Job interviews can be stressful and tedious, or they can be exciting and informative; in the end it really depends on how you handle the situation. In order to look confidence and feel self-assured, you need to effectively communicate your professionalism both verbally and nonverbally. Here are my top suggestions for job interview do’s and don’ts:
1. Always dress appropriately. Your style of dress will let your potential employer know how serious you are about the position. Even if you are interviewing for a position in a more “casual” industry, always err on the side of conservative. Your personal grooming and cleanliness should be faultless.
2. Know where you’re going ahead of time. Make sure you know the exact time and location of your interview. Besides looking up directions, make sure you know how long it takes to get there and whether or not there will be traffic. Try to always arrive 10 minutes early.
3. Make a good first impression. Some employers can usually spot the right candidate within the first 30 seconds, and that’s mostly because of body language. It’s important to be confident, but not arrogant. If you walk in with a smile and give a firm handshake, you’re letting your potential employer know right off the bat that you are a strong candidate.
4. Maintain good eye contact throughout the interview. Even if you are feeling intimidated during the interview, do not look down at the floor or at your hands. Eye contact is an important indicator of conviction, which is something your potential employer is looking for. Remember that maintaining eye contact is not the same as staring. Generally, 60% eye contact is deal; if there’s more than one person in the room, make eye contact with each person.
5. Be honest. Answer each question thoughtfully and truthfully. Do not embellish your experiences and skills because eventually you will get caught in your lie. Employers who have been conducting interviews for years can usually tell whether or not a person is being insincere. Don’t be afraid to just be yourself. Describe things about you that demonstrate your talents and skills. However, think about each answer before you speak; people who are nervous tend to over-answer questions.
6. Don’t forget to ask questions! At the end of each interview, your interviewer will ask if you have any questions for them. The answer should always be yes; not asking any questions shows a lack of interest. It’s very important to do research about the company before the interview. In fact, some employers might ask you questions about the company, so you’ll want to be prepared. Ask intelligent questions about the job, company, or industry.
1. Don’t forget to turn your phone off. If you want to keep your phone on silent, make sure that the vibration setting is off. This shouldn’t even have to be said, but don’t ever (seriously, ever) answer your phone or respond to a text during an interview.
2. Don’t cross your arms.
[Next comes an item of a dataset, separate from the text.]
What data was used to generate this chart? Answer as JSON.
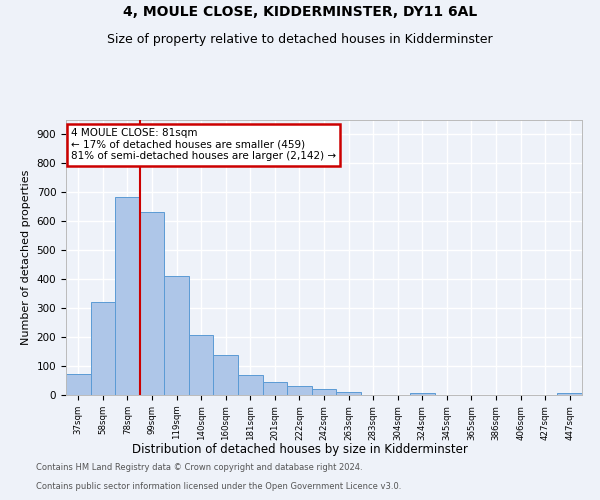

This may be hard for some people, but crossing your arms during an interview tells your interviewer that you are closed off, closed minded, defensive, or even bored. Even if you have a habit of crossing your arms, try your hardest to keep your arms at your side or in your lap. Crossing your arms is probably the most widely known negative piece of body language.
3. Don’t fidget. Most people fidget when they are nervous, and it can manifest itself in many forms: face touching, leg shaking, hair twirling, and nail biting. While you can’t stop yourself from doing these things all the time, you must stop during the interview. All of these actions imply that you’re either nervous or dishonest. Some interviewers might even read your fidgeting as a desire to end the interview as quickly as possible.
4. Don’t make negative comments about past employers. No matter what problems you may have had with previous employers, keep it out of the interview. You don’t want your prospective employer to think that you are a bitter or resentful person. The point of the interview is to talk about the potential position and what you can bring to the company.
5. Don’t interrupt the interviewer. Even if you think it’s your turn to speak or that you get where the interviewer is going with the question, give him a chance to finish. Being interrupted is both annoying and unprofessional. Do your best to maintain eye contact and show you are listening intently. Interrupting could be misinterpreted as pompous behavior, and you don’t want your interviewer to get the wrong impression of you.
6. Don’t nod constantly. Oftentimes when people are confused or not really listening, they nod constantly in order to make it seem like they are paying attention. Some people believe that nodding in agreement at everything the interviewer says will get them bonus points. This is not the case during an interview. While it’s ok to nod in agreement when you genuinely agree with something, nodding constantly makes you look weak-willed or condescending. By constantly nodding at everything, you also risk being asked a question that you can’t respond to.
Remember not to be so focused on this advice that you overwhelm yourself during the interview. Use these tips as guidelines, and don’t forget to practice before the interview. After the interview, maintain your best interview attitude until you are away from the building.